Now it’s not going to be a problem, as I purchased a refractometer.
A refractometer measures sugar in liquid, so it will be able to tell me my gravity during the sparge/boil, as well as the OG (it can get close with the gravities during fermentation, but the alcohol throws off the results a bit). It uses a small pipette to remove the sample, so it doesn’t use (potentially waste) as much liquid as taking a hydrometer reading. And its design allows you to measure the gravity of hot liquids, which a (standard) hydrometer simply cannot do, as they’re typically calibrated for 60 or 68 deg F.
The plan is to brew 5 gallons of Milk Stout (new recipe) this Sunday, and 10 gallons of an Amber Ale that we’ve already brewed once and enjoyed. It will be even more fun with these new toys
The Unrepentant Individual linked with Per Request - Equipment Test Report
January 1, 2008
First, a few days before Christmas, we finally bottled some beer! 20 gallons went into bottles – 5 gallons of Belgian Lighthouse Ale, 5 gallons of a Rye Pale Ale, and 10 gallons of IPA. I’ll have tasting notes soon, but first let me tell you how much more relieved I am to have all these beers (well, only the row of cases next to me, the other row is my brother-in-law’s) sitting in my hall closet rather than sitting in fermenters.
I’ll have tasting notes on the RyePA and IPA soon. The rye so far tastes great, but the IPA isn’t quite what I expected, and thus I’m still trying to figure out why.
After Christmas, I went on a nice little family vacation with my wife and Wyatt, and my in-laws. We went up to Napa, and I managed to convince them to make a stop at the Russian River Brewing Company in Santa Rosa during the day that we toured Sonoma County.
This actually was a favorite stop for a few people, who have more “simple” taste in food, and weren’t huge fans of the gourmet dinners we had in the evening. The food was excellent. I had a Calzone, my father-in-law had a meatball sandwich, and I think everyone else had pizza. Everyone walked away satisfied. And I stumbled away with a nice buzz, because I finished off the below:
That’s two ounce tasters of 11 different Russian River beers. Six of these are american styles, and five are Belgian. For one of the top breweries in the USA, it did not disappoint me. I have only one nit-pick about any of their brews, and it is that their Blonde ale doesn’t seem to be anything approaching the BJCP style of an American Blonde Ale. It was over-hopped for a Blonde. In all honesty, I think there may have been a problem with a single, because they advertise the beer as 20 IBU, and it seems to be much higher than that.

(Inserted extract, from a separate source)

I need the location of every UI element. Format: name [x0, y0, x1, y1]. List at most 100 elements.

Everything else, though, was amazing. I was the only person at the table who enjoyed the sour beers, but then I was the only one who had ever been exposed to such a creation. And I tried to order a growler of Perdition, their “Biere de Sonoma”, but they were out of growlers. So I picked up a couple bottles of Salvation, their Belgian Strong Dark Ale.
I’ll pass along more pictures of the vacation & Wyatt, more tasting notes of the bottled beer, and I’m going to try to increase my posting frequency, as I’ve neglected blogging since Wyatt was born.